I think I'd take a flyer on this one IF I didn't already have 4 banks in my portfolio..... OTOH, maybe this is time for me to divest of BNS and hold EQB as my 4th bank. It will be more economic sensitive given its market price slide this past year.


----------



## Juggernaut92 (Aug 9, 2020)

I see. That is a good point of view in terms of EQB diversifying once they have the acquisition complete and the lack of their credit loss.

It funny you mentioned the last point. I have took a up a position with BNS over the past 2 years. However, now I see it as good company with good dividends but it looks like it is the laggard in terms of the big banks and as others have pointed out their stock price is lower now than it was 5 years ago. I am not sure if the management cares about raising more profits to raise share price. EQB on the other hand does seem like a growth play to me.


----------



## AltaRed (Jun 8, 2009)

The key players in its space are HCG (which is much smaller once EQB completes Concentra acq), LB (perennial dog) and CWB (in terms of size but different lending market - commercial). All of them are way down from 52 week highs. My view is EQB has the better growth story and at least makes noises about being up front as a disrupter in fintech (though talk is cheap by an aggressive CEO).


----------



## m3s (Apr 3, 2010)

Fintech around the world are acquiring small banks just to get a bank license or regulatory head start in x country

It already happened in Canada this year when FTX bought Bitvo likely just for its banking registrations

Canada has very little competition for banking but in Europe and Asia these acquisitions are happening a lot


----------



## james4beach (Nov 15, 2012)

Personally I would not want to hold an alternative/ mortgage-focused bank during what could be a sharp credit contraction in Canada, and housing slowdown.

All it would take are stressed out borrowers, that result in higher credit losses, and these banks could have huge losses in equity value. I think it's way too early to get confident about credit losses, because high interest rates are a new thing and the effect has not circulated through the economy yet.
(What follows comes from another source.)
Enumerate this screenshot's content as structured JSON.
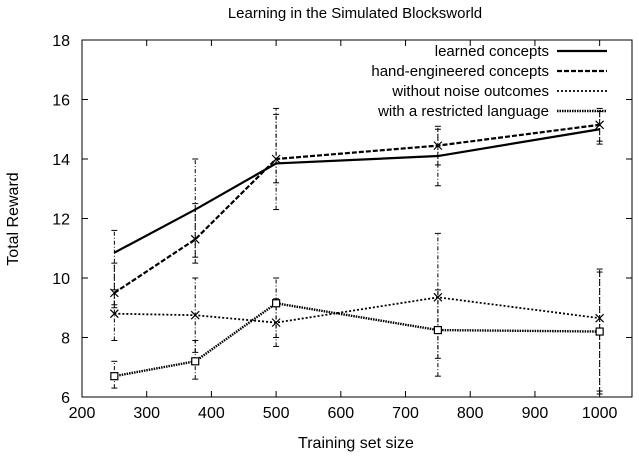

It probably will take 6 to 12 months for the impacts of the recent rate hikes to really show up in reports.


----------



## AltaRed (Jun 8, 2009)

That is why stock prices for these small(ish) caps are where they are at. My point really was the Concentra acquisition will diversify EQB considerably. The bank entity is really the platform that primarily supports credit unions and the trust entity is relatively immune to economic cycles. I will continue to keep an eye on this one for awhile.


----------



## james4beach (Nov 15, 2012)

AltaRed said:


> That is why stock prices for these small(ish) caps are where they are at. My point really was the Concentra acquisition will diversify EQB considerably. The bank entity is really the platform that primarily supports credit unions and the trust entity is relatively immune to economic cycles. I will continue to keep an eye on this one for awhile.


Those are good points.

Also, the risk I mention might already be priced in. Perhaps the investor is getting an appropriate risk premium for all that credit risk.


----------



## Juggernaut92 (Aug 9, 2020)

@m3s : I believe Wealthsimple would be considered a fintech company but not so much EQ bank i would think? But that is a smart strategy. EQ Bank is already a schedule 1 bank from what I read on the annual reports. Yes i believe the big banks in canada are all expanding more into US as the growth in canada has slowed a bit. 
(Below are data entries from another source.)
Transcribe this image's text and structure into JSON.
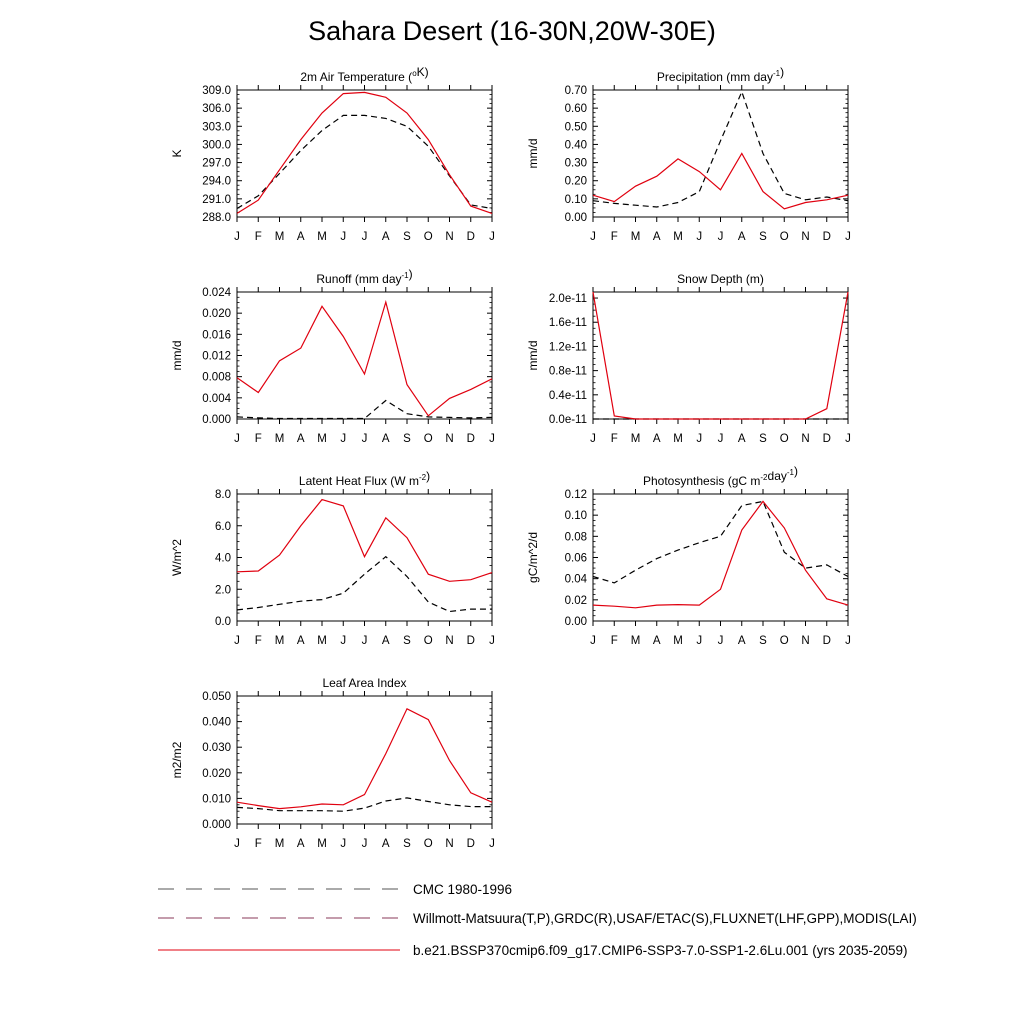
{
  "title": "Sahara Desert (16-30N,20W-30E)",
  "colors": {
    "model": "#e0000f",
    "reference": "#000000",
    "axis": "#000000"
  },
  "chart_data": [
    {
      "type": "line",
      "title_parts": [
        {
          "t": "2m Air Temperature ("
        },
        {
          "t": "o",
          "sup": true
        },
        {
          "t": "K)"
        }
      ],
      "ylabel": "K",
      "categories": [
        "J",
        "F",
        "M",
        "A",
        "M",
        "J",
        "J",
        "A",
        "S",
        "O",
        "N",
        "D",
        "J"
      ],
      "ylim": [
        288.0,
        309.0
      ],
      "yticks": [
        "288.0",
        "291.0",
        "294.0",
        "297.0",
        "300.0",
        "303.0",
        "306.0",
        "309.0"
      ],
      "ytick_values": [
        288,
        291,
        294,
        297,
        300,
        303,
        306,
        309
      ],
      "series": [
        {
          "key": "model",
          "style": "solid",
          "values": [
            288.6,
            290.8,
            295.8,
            300.8,
            305.2,
            308.4,
            308.6,
            307.8,
            305.2,
            300.8,
            295.0,
            289.8,
            288.6
          ]
        },
        {
          "key": "ref",
          "style": "dashed",
          "values": [
            289.4,
            291.5,
            295.2,
            299.0,
            302.3,
            304.8,
            304.8,
            304.3,
            303.0,
            299.7,
            294.8,
            290.0,
            289.4
          ]
        }
      ]
    },
    {
      "type": "line",
      "title_parts": [
        {
          "t": "Precipitation (mm day"
        },
        {
          "t": "-1",
          "sup": true
        },
        {
          "t": ")"
        }
      ],
      "ylabel": "mm/d",
      "categories": [
        "J",
        "F",
        "M",
        "A",
        "M",
        "J",
        "J",
        "A",
        "S",
        "O",
        "N",
        "D",
        "J"
      ],
      "ylim": [
        0.0,
        0.7
      ],
      "yticks": [
        "0.00",
        "0.10",
        "0.20",
        "0.30",
        "0.40",
        "0.50",
        "0.60",
        "0.70"
      ],
      "ytick_values": [
        0,
        0.1,
        0.2,
        0.3,
        0.4,
        0.5,
        0.6,
        0.7
      ],
      "series": [
        {
          "key": "model",
          "style": "solid",
          "values": [
            0.12,
            0.085,
            0.17,
            0.225,
            0.32,
            0.25,
            0.15,
            0.35,
            0.14,
            0.045,
            0.08,
            0.095,
            0.12
          ]
        },
        {
          "key": "ref",
          "style": "dashed",
          "values": [
            0.09,
            0.075,
            0.065,
            0.055,
            0.08,
            0.14,
            0.42,
            0.69,
            0.35,
            0.13,
            0.095,
            0.11,
            0.09
          ]
        }
      ]
    },
    {
      "type": "line",
      "title_parts": [
        {
          "t": "Runoff (mm day"
        },
        {
          "t": "-1",
          "sup": true
        },
        {
          "t": ")"
        }
      ],
      "ylabel": "mm/d",
      "categories": [
        "J",
        "F",
        "M",
        "A",
        "M",
        "J",
        "J",
        "A",
        "S",
        "O",
        "N",
        "D",
        "J"
      ],
      "ylim": [
        0.0,
        0.024
      ],
      "yticks": [
        "0.000",
        "0.004",
        "0.008",
        "0.012",
        "0.016",
        "0.020",
        "0.024"
      ],
      "ytick_values": [
        0,
        0.004,
        0.008,
        0.012,
        0.016,
        0.02,
        0.024
      ],
      "series": [
        {
          "key": "model",
          "style": "solid",
          "values": [
            0.0078,
            0.005,
            0.011,
            0.0134,
            0.0213,
            0.0156,
            0.0085,
            0.0221,
            0.0065,
            0.0006,
            0.0039,
            0.0056,
            0.0076
          ]
        },
        {
          "key": "ref",
          "style": "dashed",
          "values": [
            0.0004,
            0.0002,
            0.0001,
            0.0001,
            0.0001,
            0.0001,
            0.0001,
            0.0035,
            0.001,
            0.0004,
            0.0003,
            0.0002,
            0.0003
          ]
        }
      ]
    },
    {
      "type": "line",
      "title_parts": [
        {
          "t": "Snow Depth (m)"
        }
      ],
      "ylabel": "mm/d",
      "categories": [
        "J",
        "F",
        "M",
        "A",
        "M",
        "J",
        "J",
        "A",
        "S",
        "O",
        "N",
        "D",
        "J"
      ],
      "ylim": [
        0.0,
        2.1e-11
      ],
      "yticks": [
        "0.0e-11",
        "0.4e-11",
        "0.8e-11",
        "1.2e-11",
        "1.6e-11",
        "2.0e-11"
      ],
      "ytick_values": [
        0,
        4e-12,
        8e-12,
        1.2e-11,
        1.6e-11,
        2e-11
      ],
      "series": [
        {
          "key": "model",
          "style": "solid",
          "values": [
            2.1e-11,
            5e-13,
            0,
            0,
            0,
            0,
            0,
            0,
            0,
            0,
            0,
            1.7e-12,
            2.1e-11
          ]
        },
        {
          "key": "ref",
          "style": "dashed",
          "values": [
            0,
            0,
            0,
            0,
            0,
            0,
            0,
            0,
            0,
            0,
            0,
            0,
            0
          ]
        }
      ]
    },
    {
      "type": "line",
      "title_parts": [
        {
          "t": "Latent Heat Flux (W m"
        },
        {
          "t": "-2",
          "sup": true
        },
        {
          "t": ")"
        }
      ],
      "ylabel": "W/m^2",
      "categories": [
        "J",
        "F",
        "M",
        "A",
        "M",
        "J",
        "J",
        "A",
        "S",
        "O",
        "N",
        "D",
        "J"
      ],
      "ylim": [
        0.0,
        8.0
      ],
      "yticks": [
        "0.0",
        "2.0",
        "4.0",
        "6.0",
        "8.0"
      ],
      "ytick_values": [
        0,
        2,
        4,
        6,
        8
      ],
      "series": [
        {
          "key": "model",
          "style": "solid",
          "values": [
            3.1,
            3.15,
            4.15,
            6.0,
            7.65,
            7.25,
            4.05,
            6.5,
            5.25,
            2.95,
            2.5,
            2.6,
            3.05
          ]
        },
        {
          "key": "ref",
          "style": "dashed",
          "values": [
            0.7,
            0.85,
            1.05,
            1.25,
            1.35,
            1.75,
            2.95,
            4.05,
            2.8,
            1.2,
            0.6,
            0.75,
            0.75
          ]
        }
      ]
    },
    {
      "type": "line",
      "title_parts": [
        {
          "t": "Photosynthesis (gC m"
        },
        {
          "t": "-2",
          "sup": true
        },
        {
          "t": "day"
        },
        {
          "t": "-1",
          "sup": true
        },
        {
          "t": ")"
        }
      ],
      "ylabel": "gC/m^2/d",
      "categories": [
        "J",
        "F",
        "M",
        "A",
        "M",
        "J",
        "J",
        "A",
        "S",
        "O",
        "N",
        "D",
        "J"
      ],
      "ylim": [
        0.0,
        0.12
      ],
      "yticks": [
        "0.00",
        "0.02",
        "0.04",
        "0.06",
        "0.08",
        "0.10",
        "0.12"
      ],
      "ytick_values": [
        0,
        0.02,
        0.04,
        0.06,
        0.08,
        0.1,
        0.12
      ],
      "series": [
        {
          "key": "model",
          "style": "solid",
          "values": [
            0.015,
            0.014,
            0.0125,
            0.015,
            0.0155,
            0.015,
            0.03,
            0.086,
            0.113,
            0.088,
            0.048,
            0.021,
            0.015
          ]
        },
        {
          "key": "ref",
          "style": "dashed",
          "values": [
            0.042,
            0.036,
            0.048,
            0.059,
            0.067,
            0.074,
            0.08,
            0.109,
            0.113,
            0.065,
            0.05,
            0.053,
            0.042
          ]
        }
      ]
    },
    {
      "type": "line",
      "title_parts": [
        {
          "t": "Leaf Area Index"
        }
      ],
      "ylabel": "m2/m2",
      "categories": [
        "J",
        "F",
        "M",
        "A",
        "M",
        "J",
        "J",
        "A",
        "S",
        "O",
        "N",
        "D",
        "J"
      ],
      "ylim": [
        0.0,
        0.05
      ],
      "yticks": [
        "0.000",
        "0.010",
        "0.020",
        "0.030",
        "0.040",
        "0.050"
      ],
      "ytick_values": [
        0,
        0.01,
        0.02,
        0.03,
        0.04,
        0.05
      ],
      "series": [
        {
          "key": "model",
          "style": "solid",
          "values": [
            0.0085,
            0.0072,
            0.006,
            0.0067,
            0.0078,
            0.0075,
            0.0115,
            0.0275,
            0.045,
            0.0408,
            0.0248,
            0.0122,
            0.0085
          ]
        },
        {
          "key": "ref",
          "style": "dashed",
          "values": [
            0.0065,
            0.006,
            0.0052,
            0.0052,
            0.0052,
            0.005,
            0.0062,
            0.009,
            0.0102,
            0.0088,
            0.0075,
            0.0068,
            0.0068
          ]
        }
      ]
    }
  ],
  "legend": [
    {
      "label": "CMC 1980-1996",
      "style": "dashed",
      "color": "#555555"
    },
    {
      "label": "Willmott-Matsuura(T,P),GRDC(R),USAF/ETAC(S),FLUXNET(LHF,GPP),MODIS(LAI)",
      "style": "dashed",
      "color": "#8a3a5a"
    },
    {
      "label": "b.e21.BSSP370cmip6.f09_g17.CMIP6-SSP3-7.0-SSP1-2.6Lu.001 (yrs 2035-2059)",
      "style": "solid",
      "color": "#e0000f"
    }
  ]
}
@james4beach : Noted. I read a book recently that mentioned the same point you did regarding the interest rate taking time to work its way though the system. I believe we will probably see more of the effects of interest rate next year and late this year.


----------



## m3s (Apr 3, 2010)

Juggernaut92 said:


> @m3s : I believe Wealthsimple would be considered a fintech company but not so much EQ bank i would think? But that is a smart strategy. EQ Bank is already a schedule 1 bank from what I read on the annual reports. Yes i believe the big banks in canada are all expanding more into US as the growth in canada has slowed a bit.


No I mean foreign FinTech may want to buy small banks in countries such as Canada only for their banking ties to Canadian regulation

This is happening a lot in Europe - FinTech buys obscure little bank in x country to gain regulatory bank access to all of EU etc. They don't care what the obscure bank does they just want to regulatory foot in the door to the country.

It doesn't happen so much in Canada because well.. we have like 5 banks and nobody in Canada uses FinTech yet


----------



## Eclectic21 (Jun 25, 2021)

Five banks in Canada?

For schedule 1 banks, there are 35 of them (including two Federally regulated credit unions). 
For schedule 2 bank, there are 24 of them.

I suspect that FinTech buying a schedule 1 bank would mean it would be shifted into being a schedule 2 bank, with whatever restrictions the change adds.


I suspect the bigger factor is how small the Canadian market is and possibly what the restrictions are. It's definitely small potatoes compared to buying a small EU bank to get access to the entire EU.


Cheers


----------



## m3s (Apr 3, 2010)

Eclectic21 said:


> I suspect the bigger factor is how small the Canadian market is and possibly what the restrictions are. It's definitely small potatoes compared to buying a small EU bank to get access to the entire EU.


So EQ Bank is a schedule 1 bank because it is domestic

I guess that's why we get no competition like how our telecoms are the most expensive in the world

There's been a lot of banks acquired in other countries just for the regulatory footprint


----------